Atualizado em 26 de março de 2018 15:11

Estamos adentrando pelos salões de uma
crise institucional cada vez mais aberta

Estamos nos perdendo em trivialidades na análise do quadro político nacional às vésperas da eleição presidencial. Há certa especialização dos assuntos da agenda da política nacional como se esses fatos e atos, individualmente considerados, não estivessem amarrados como as pedras de um mosaico. Olhado de perto, o andamento da política parece "normal". Observado a distância o que se vê é uma crise institucional crônica.

A sociedade brasileira deve enfrentar a realidade nua e crua e, a partir desse encontro pragmático, é hora de se buscar ousadia.

Há, em verdade, excesso de juízos de valor sobre tudo. Conceitos como "Justiça social", "patriotismo", "eficiência econômica", "rigor fiscal e monetário", "superação da pobreza", etc. A apreciação dessa vasta temática tem sido praticada pela classe política como meio de separação ideológica entre os atores. Ocorre que, em verdade, a valoração de cada tema não passa pelo crivo da realidade factual. Assim, o que se chama de "Justiça social" não tem relação com políticas públicas, é apenas assistencialismo. "Patriotismo" é forma disfarçada de exclusão de minorias por uma maioria que não poderá discutir práticas, políticas e conceitos. "Eficiência econômica" não passa de verbete para manutenção do status quo de classes já bastante "eficientes" na obtenção de resultados econômicos. "Disciplina fiscal e monetária" impõe um imperativo científico que não encontra respaldo nem na realidade e nem na teoria econômica. Já a "superação da pobreza" passa ao largo da revisão mais profunda do papel do Estado na consecução de projetos de verdadeira superação.

Estamos diante de um quadro político que mistifica o debate. Não se debate ideias, mas clichês. Tudo ordinário.

As vísceras expostas da operação Lava Jato mostraram que essa mistificação era mais profunda do que se imaginava. Trata-se de mero joguete eleitoral, no qual os "juízos de valor" não tinham relação com o verdadeiro mundo das ideias. Os políticos veem a política como se fosse uma franquia instalada dentro do Estado.
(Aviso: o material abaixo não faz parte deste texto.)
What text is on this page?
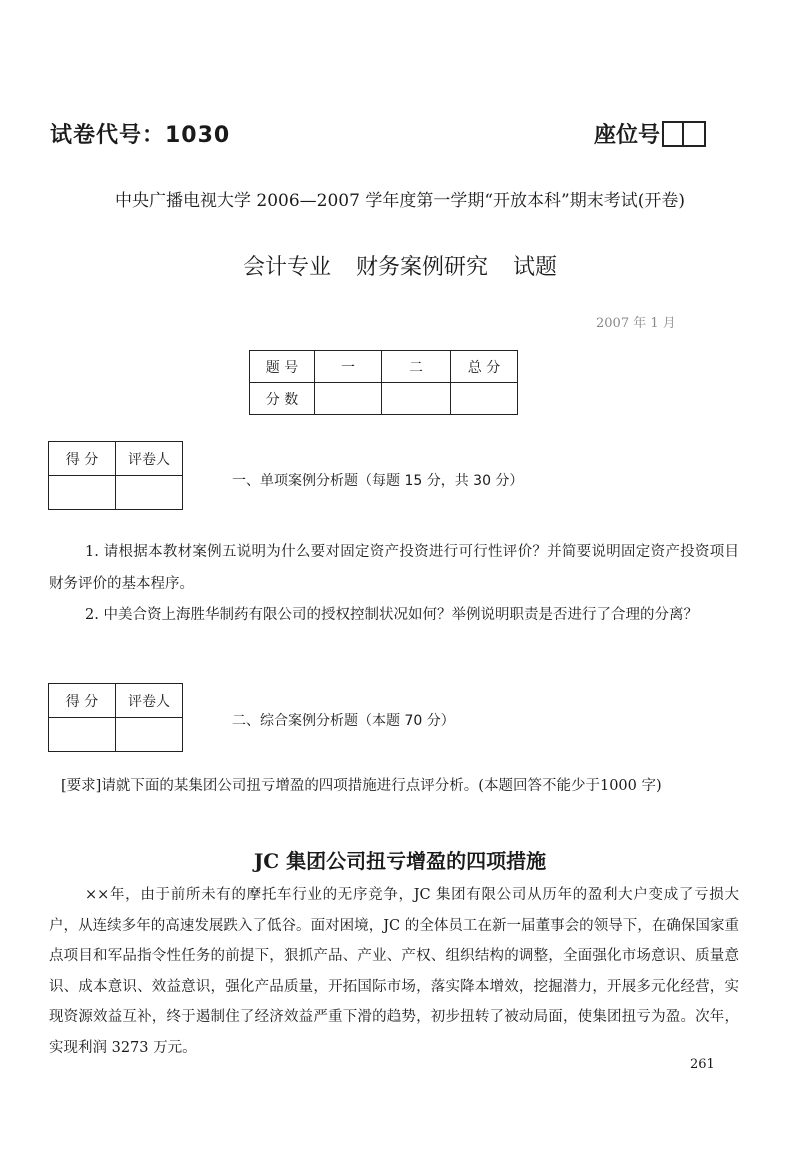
试卷代号：1030	座位号
中央广播电视大学 2006—2007 学年度第一学期“开放本科”期末考试(开卷)
会计专业 财务案例研究 试题
2007 年 1 月
题 号	一	二	总 分
分 数			
得 分	评卷人

一、单项案例分析题（每题 15 分，共 30 分）
1. 请根据本教材案例五说明为什么要对固定资产投资进行可行性评价？并简要说明固定资产投资项目财务评价的基本程序。
2. 中美合资上海胜华制药有限公司的授权控制状况如何？举例说明职责是否进行了合理的分离？
得 分	评卷人

二、综合案例分析题（本题 70 分）
[要求]请就下面的某集团公司扭亏增盈的四项措施进行点评分析。(本题回答不能少于1000 字)
JC 集团公司扭亏增盈的四项措施
××年，由于前所未有的摩托车行业的无序竞争，JC 集团有限公司从历年的盈利大户变成了亏损大户，从连续多年的高速发展跌入了低谷。面对困境，JC 的全体员工在新一届董事会的领导下，在确保国家重点项目和军品指令性任务的前提下，狠抓产品、产业、产权、组织结构的调整，全面强化市场意识、质量意识、成本意识、效益意识，强化产品质量，开拓国际市场，落实降本增效，挖掘潜力，开展多元化经营，实现资源效益互补，终于遏制住了经济效益严重下滑的趋势，初步扭转了被动局面，使集团扭亏为盈。次年，实现利润 3273 万元。
261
Indicações políticas serviam (e possivelmente ainda servem) a obtenção de inconfessáveis beneplácitos. A corrupção era (e possivelmente é) mera decorrência informal desse processo. A estrutura partidária e política está intacta e pronta a retomar o curso de seus negócios. Ou não está?

Não se pode, nesse contexto, fazer separação razoável entre candidatos e partidos políticos. Pragmaticamente estamos diante de um cenário de "mais do mesmo". Há, é claro, nuances de um em relação ao outro, mas o que é certo é que os valores ideológicos não se traduzem em verdadeiras ideias que modificarão a realidade.
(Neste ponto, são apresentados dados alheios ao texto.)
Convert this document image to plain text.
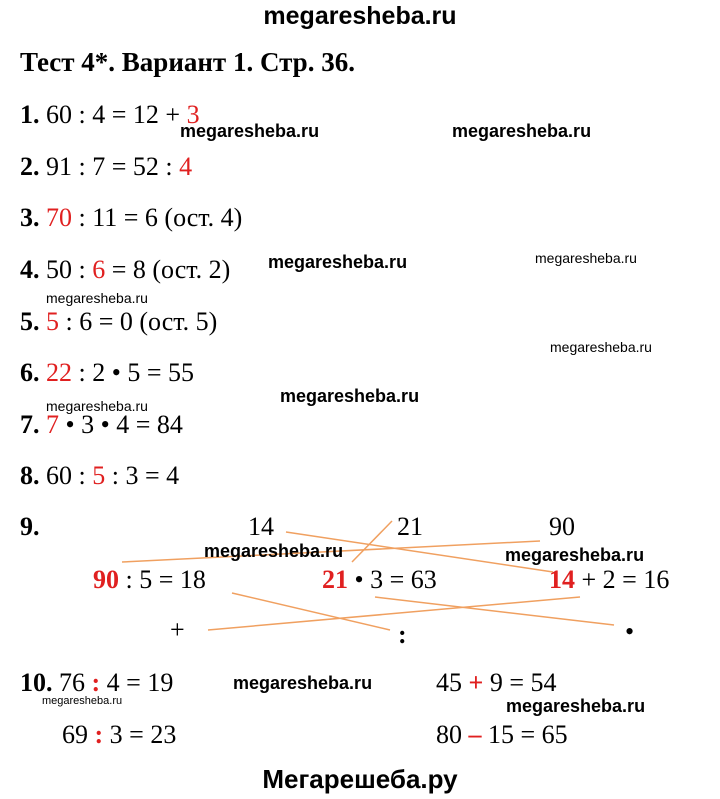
megaresheba.ru
Тест 4*. Вариант 1. Стр. 36.
1. 60 : 4 = 12 + 3
2. 91 : 7 = 52 : 4
3. 70 : 11 = 6 (ост. 4)
4. 50 : 6 = 8 (ост. 2)
5. 5 : 6 = 0 (ост. 5)
6. 22 : 2 • 5 = 55
7. 7 • 3 • 4 = 84
8. 60 : 5 : 3 = 4
9.	14	21	90
90 : 5 = 18	21 • 3 = 63	14 + 2 = 16
+	:	•
10. 76 : 4 = 19	45 + 9 = 54
69 : 3 = 23	80 – 15 = 65
megaresheba.ru	megaresheba.ru
megaresheba.ru	megaresheba.ru
megaresheba.ru
megaresheba.ru
megaresheba.ru
megaresheba.ru
megaresheba.ru	megaresheba.ru
megaresheba.ru
megaresheba.ru	megaresheba.ru
Мегарешеба.ру
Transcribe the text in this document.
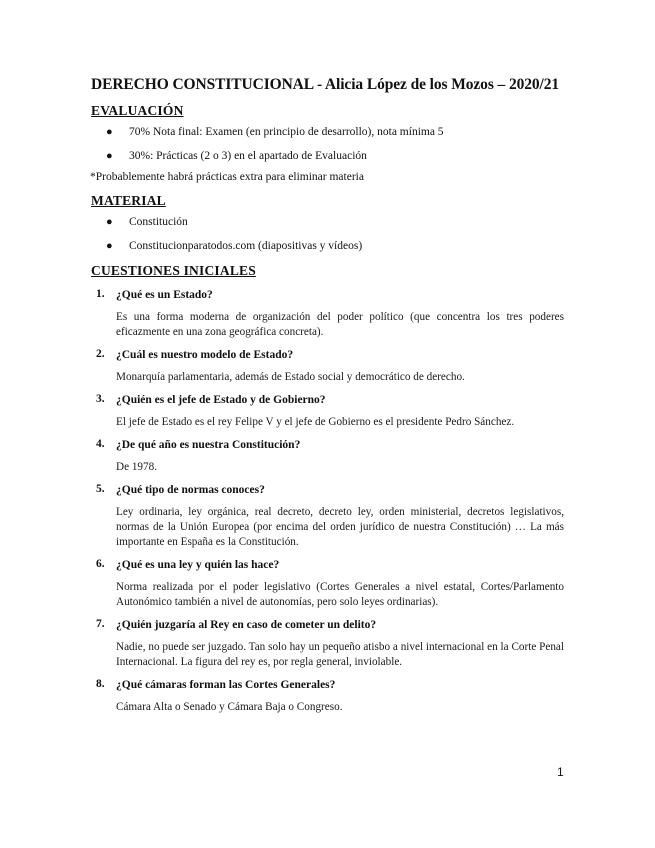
DERECHO CONSTITUCIONAL - Alicia López de los Mozos – 2020/21
EVALUACIÓN
● 70% Nota final: Examen (en principio de desarrollo), nota mínima 5
● 30%: Prácticas (2 o 3) en el apartado de Evaluación
*Probablemente habrá prácticas extra para eliminar materia
MATERIAL
● Constitución
● Constitucionparatodos.com (diapositivas y vídeos)
CUESTIONES INICIALES
1. ¿Qué es un Estado?
Es una forma moderna de organización del poder político (que concentra los tres poderes eficazmente en una zona geográfica concreta).
2. ¿Cuál es nuestro modelo de Estado?
Monarquía parlamentaria, además de Estado social y democrático de derecho.
3. ¿Quién es el jefe de Estado y de Gobierno?
El jefe de Estado es el rey Felipe V y el jefe de Gobierno es el presidente Pedro Sánchez.
4. ¿De qué año es nuestra Constitución?
De 1978.
5. ¿Qué tipo de normas conoces?
Ley ordinaria, ley orgánica, real decreto, decreto ley, orden ministerial, decretos legislativos, normas de la Unión Europea (por encima del orden jurídico de nuestra Constitución) … La más importante en España es la Constitución.
6. ¿Qué es una ley y quién las hace?
Norma realizada por el poder legislativo (Cortes Generales a nivel estatal, Cortes/Parlamento Autonómico también a nivel de autonomías, pero solo leyes ordinarias).
7. ¿Quién juzgaría al Rey en caso de cometer un delito?
Nadie, no puede ser juzgado. Tan solo hay un pequeño atisbo a nivel internacional en la Corte Penal Internacional. La figura del rey es, por regla general, inviolable.
8. ¿Qué cámaras forman las Cortes Generales?
Cámara Alta o Senado y Cámara Baja o Congreso.
1
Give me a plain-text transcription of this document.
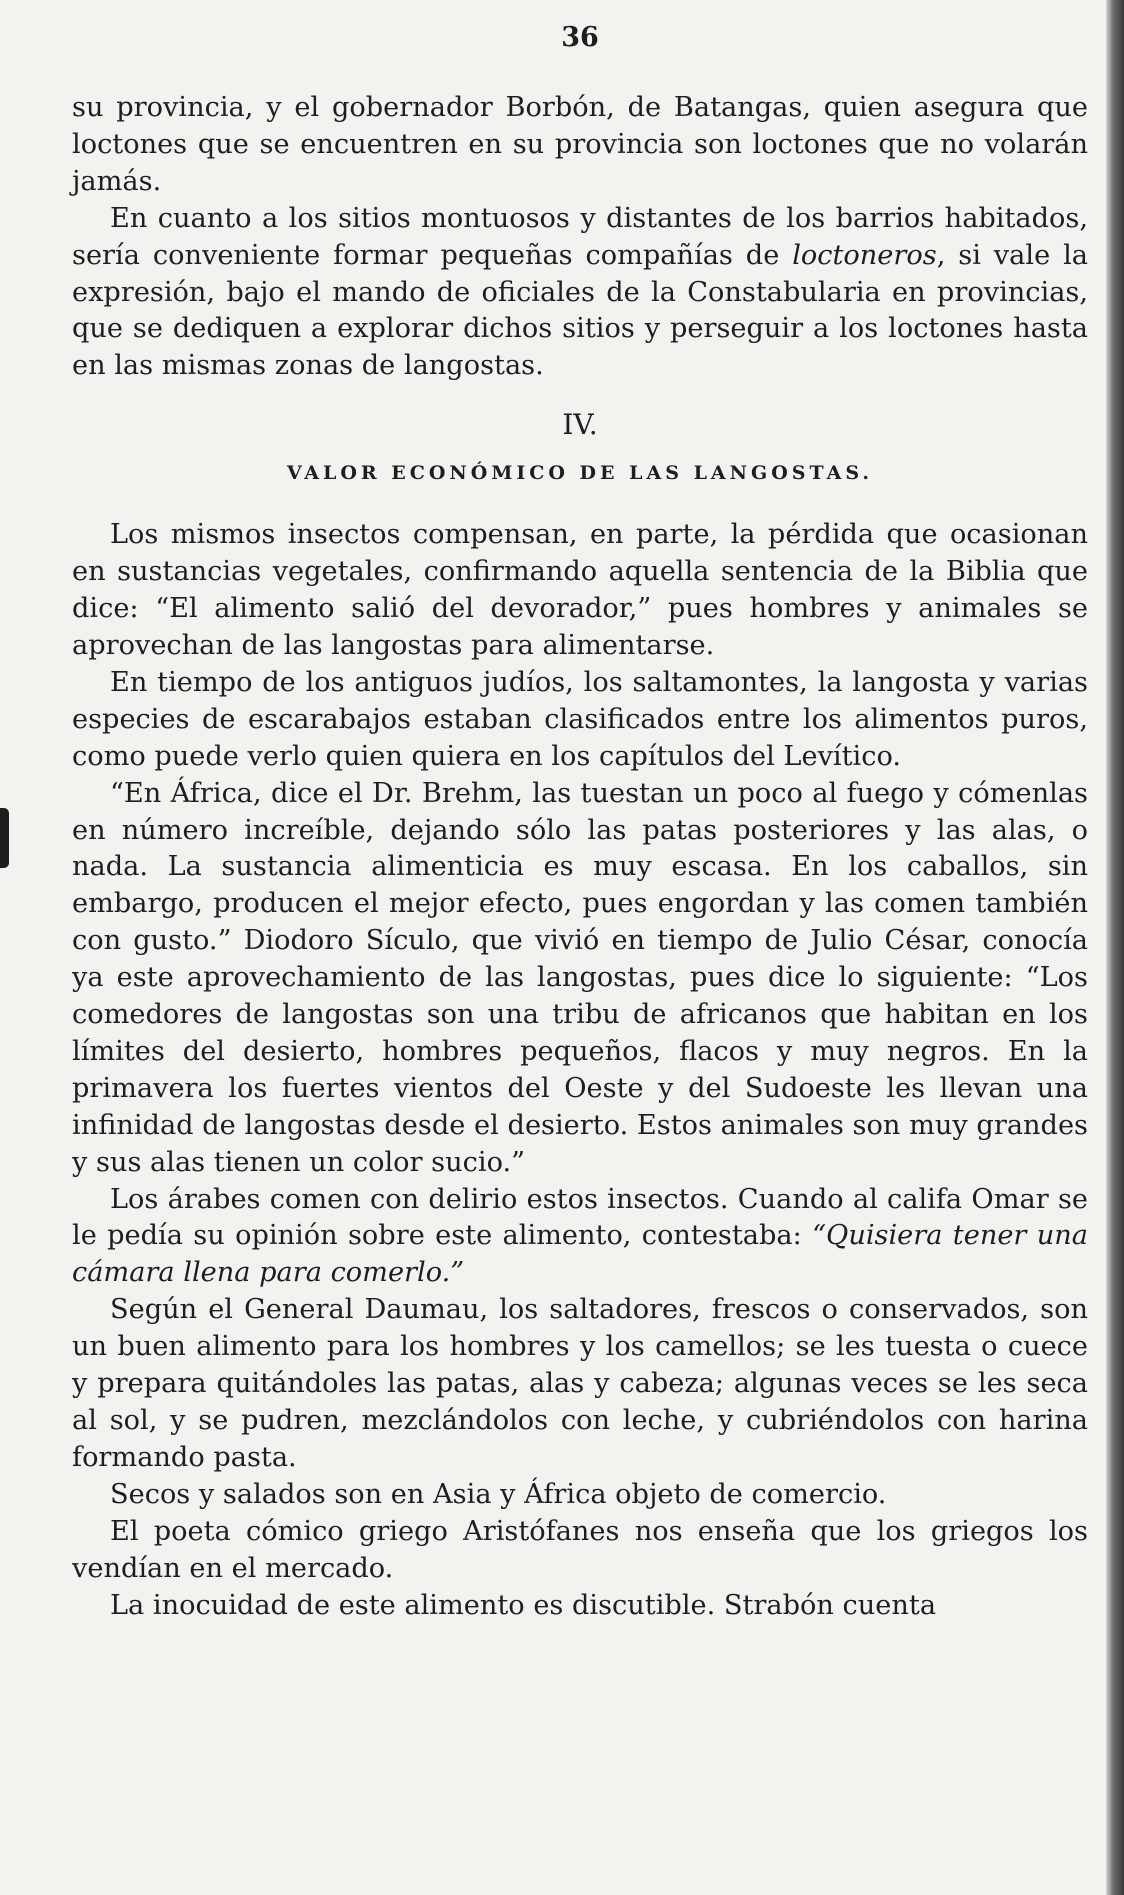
36

su provincia, y el gobernador Borbón, de Batangas, quien asegura que loctones que se encuentren en su provincia son loctones que no volarán jamás.

En cuanto a los sitios montuosos y distantes de los barrios habitados, sería conveniente formar pequeñas compañías de loctoneros, si vale la expresión, bajo el mando de oficiales de la Constabularia en provincias, que se dediquen a explorar dichos sitios y perseguir a los loctones hasta en las mismas zonas de langostas.

IV.
VALOR ECONÓMICO DE LAS LANGOSTAS.

Los mismos insectos compensan, en parte, la pérdida que ocasionan en sustancias vegetales, confirmando aquella sentencia de la Biblia que dice: “El alimento salió del devorador,” pues hombres y animales se aprovechan de las langostas para alimentarse.

En tiempo de los antiguos judíos, los saltamontes, la langosta y varias especies de escarabajos estaban clasificados entre los alimentos puros, como puede verlo quien quiera en los capítulos del Levítico.

“En África, dice el Dr. Brehm, las tuestan un poco al fuego y cómenlas en número increíble, dejando sólo las patas posteriores y las alas, o nada. La sustancia alimenticia es muy escasa. En los caballos, sin embargo, producen el mejor efecto, pues engordan y las comen también con gusto.” Diodoro Sículo, que vivió en tiempo de Julio César, conocía ya este aprovechamiento de las langostas, pues dice lo siguiente: “Los comedores de langostas son una tribu de africanos que habitan en los límites del desierto, hombres pequeños, flacos y muy negros. En la primavera los fuertes vientos del Oeste y del Sudoeste les llevan una infinidad de langostas desde el desierto. Estos animales son muy grandes y sus alas tienen un color sucio.”

Los árabes comen con delirio estos insectos. Cuando al califa Omar se le pedía su opinión sobre este alimento, contestaba: “Quisiera tener una cámara llena para comerlo.”

Según el General Daumau, los saltadores, frescos o conservados, son un buen alimento para los hombres y los camellos; se les tuesta o cuece y prepara quitándoles las patas, alas y cabeza; algunas veces se les seca al sol, y se pudren, mezclándolos con leche, y cubriéndolos con harina formando pasta.

Secos y salados son en Asia y África objeto de comercio.

El poeta cómico griego Aristófanes nos enseña que los griegos los vendían en el mercado.

La inocuidad de este alimento es discutible. Strabón cuenta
Há que se notar que nenhum candidato está fazendo escolhas, ou seja, informando o que que vai fazer e o que não vai fazer, o que vai destruir e o que vai construir, o que vai começar e o que vai terminar. Afinal de contas, basta ter um pouquinho de cérebro para que se possa concluir que os programas dos candidatos simplesmente não cabem no orçamento. O governo não caberá no Estado quando chegar o novo presidente. Simples assim.
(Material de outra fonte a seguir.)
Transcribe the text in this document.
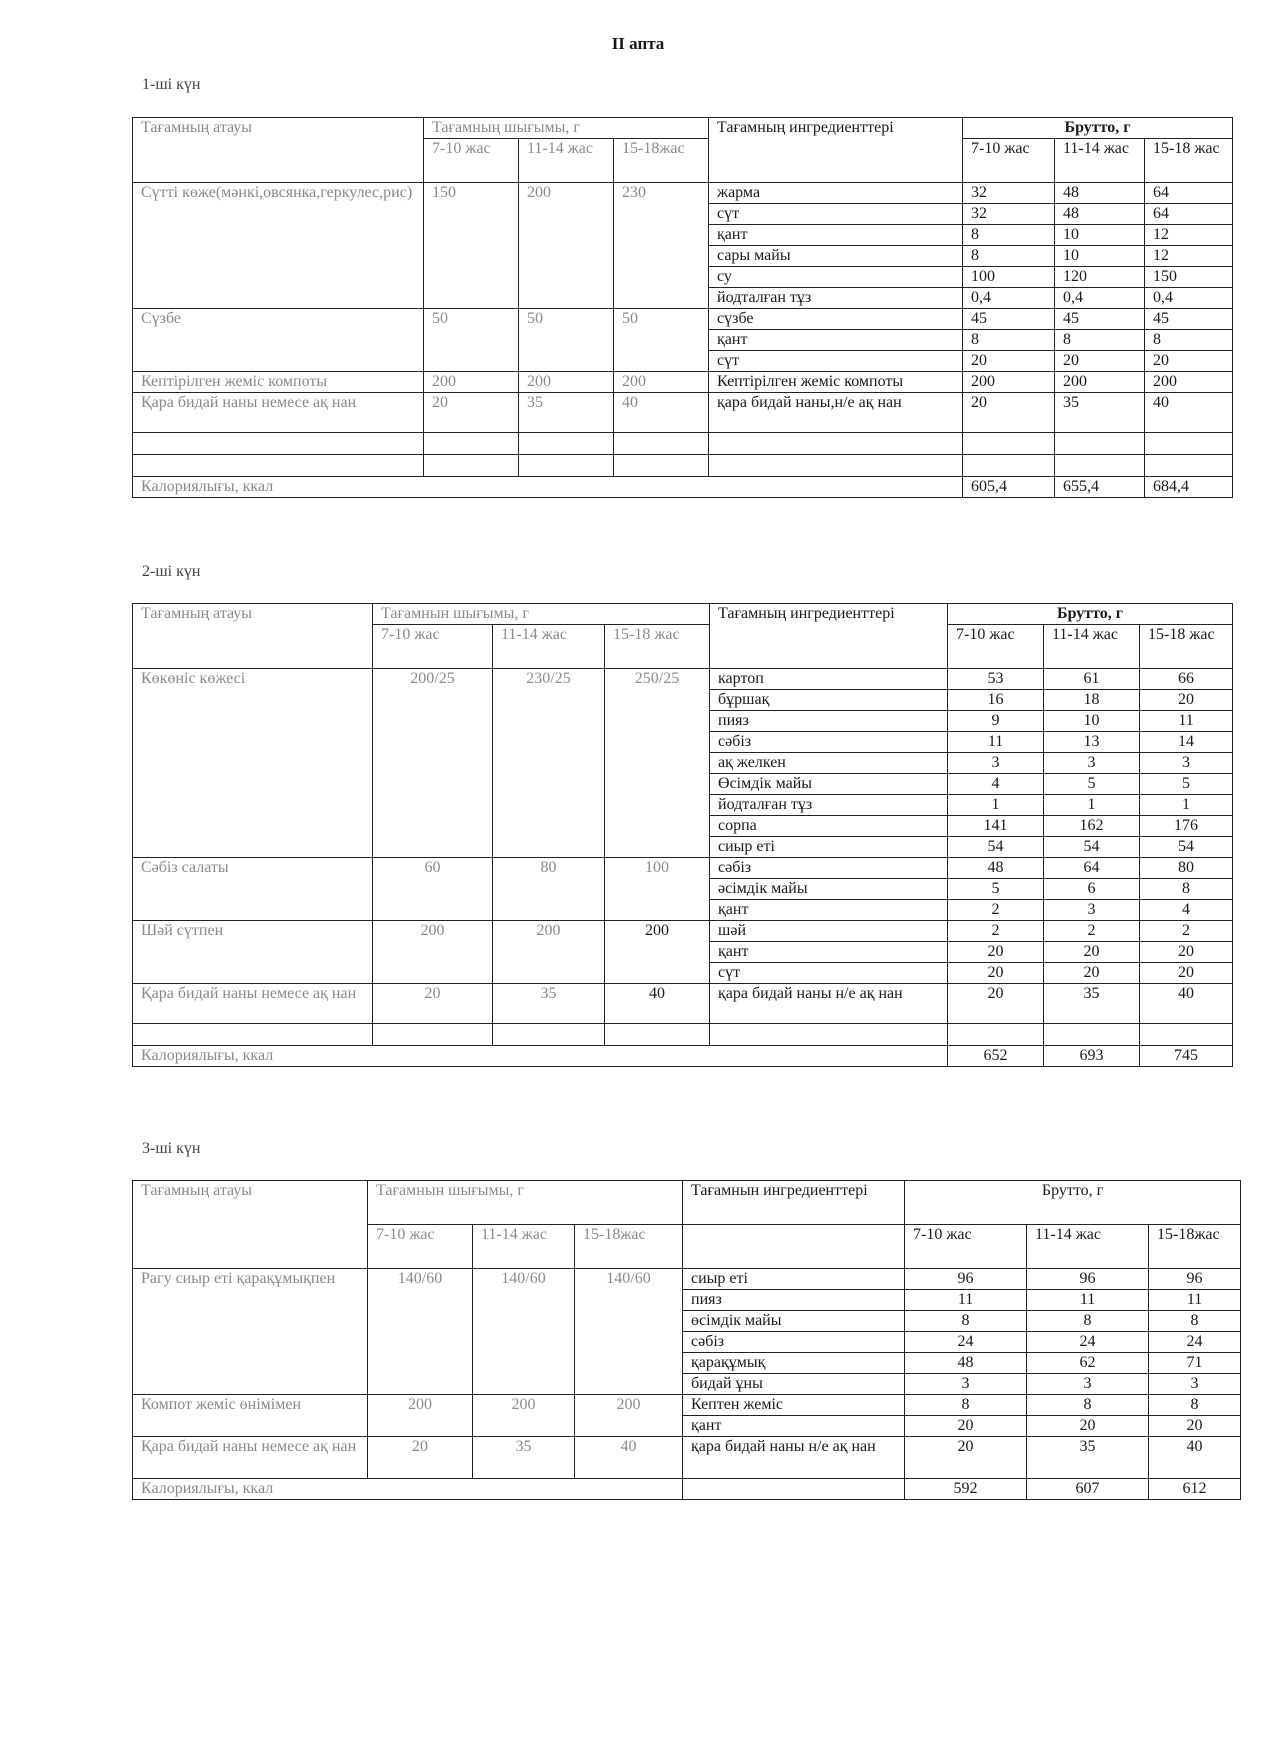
II апта
1-ші күн
Тағамның атауы	Тағамның шығымы, г			Тағамның ингредиенттері	Брутто, г		
	7-10 жас	11-14 жас	15-18жас		7-10 жас	11-14 жас	15-18 жас
Сүтті көже(мәнкі,овсянка,геркулес,рис)	150	200	230	жарма	32	48	64
				сүт	32	48	64
				қант	8	10	12
				сары майы	8	10	12
				су	100	120	150
				йодталған тұз	0,4	0,4	0,4
Сүзбе	50	50	50	сүзбе	45	45	45
				қант	8	8	8
				сүт	20	20	20
Кептірілген жеміс компоты	200	200	200	Кептірілген жеміс компоты	200	200	200
Қара бидай наны немесе ақ нан	20	35	40	қара бидай наны,н/е ақ нан	20	35	40

Калориялығы, ккал					605,4	655,4	684,4
2-ші күн
Тағамның атауы	Тағамнын шығымы, г			Тағамның ингредиенттері	Брутто, г		
	7-10 жас	11-14 жас	15-18 жас		7-10 жас	11-14 жас	15-18 жас
Көкөніс көжесі	200/25	230/25	250/25	картоп	53	61	66
				бұршақ	16	18	20
				пияз	9	10	11
				сәбіз	11	13	14
				ақ желкен	3	3	3
				Өсімдік майы	4	5	5
				йодталған тұз	1	1	1
				сорпа	141	162	176
				сиыр еті	54	54	54
Сәбіз салаты	60	80	100	сәбіз	48	64	80
				әсімдік майы	5	6	8
				қант	2	3	4
Шәй сүтпен	200	200	200	шәй	2	2	2
				қант	20	20	20
				сүт	20	20	20
Қара бидай наны немесе ақ нан	20	35	40	қара бидай наны н/е ақ нан	20	35	40

Калориялығы, ккал					652	693	745
3-ші күн
Тағамның атауы	Тағамнын шығымы, г			Тағамнын ингредиенттері	Брутто, г		
	7-10 жас	11-14 жас	15-18жас		7-10 жас	11-14 жас	15-18жас
Рагу сиыр еті қарақұмықпен	140/60	140/60	140/60	сиыр еті	96	96	96
				пияз	11	11	11
				өсімдік майы	8	8	8
				сәбіз	24	24	24
				қарақұмық	48	62	71
				бидай ұны	3	3	3
Компот жеміс өнімімен	200	200	200	Кептен жеміс	8	8	8
				қант	20	20	20
Қара бидай наны немесе ақ нан	20	35	40	қара бидай наны н/е ақ нан	20	35	40
Калориялығы, ккал					592	607	612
A eleição programada para outubro é verdadeira farsa do ponto de vista de modificação estrutural do Brasil, país mergulhado em profunda disfuncionalidade institucional. Apenas será cumprido o rito formal das eleições, pois afinal de contas não se pode aceitar a modificação da aparência formal do processo político. A realidade é essa e poucos estão dispostos a mostrá-la.

Em meio a tudo isso, temos o nosso cotidiano que vai mostrando o que somos. A violência se espalha em velocidade astronômica e as intervenções estatais demonstram toda a debilidade no combate às quadrilhas e bandos cada vez mais organizados. Os antigos "excluídos" estão sendo recrutados para a luta, dentro do crime. A solução que desponta é toda emergencial, sem que se possa registrar nada que indique que teremos algo vertebral a modificar essa realidade.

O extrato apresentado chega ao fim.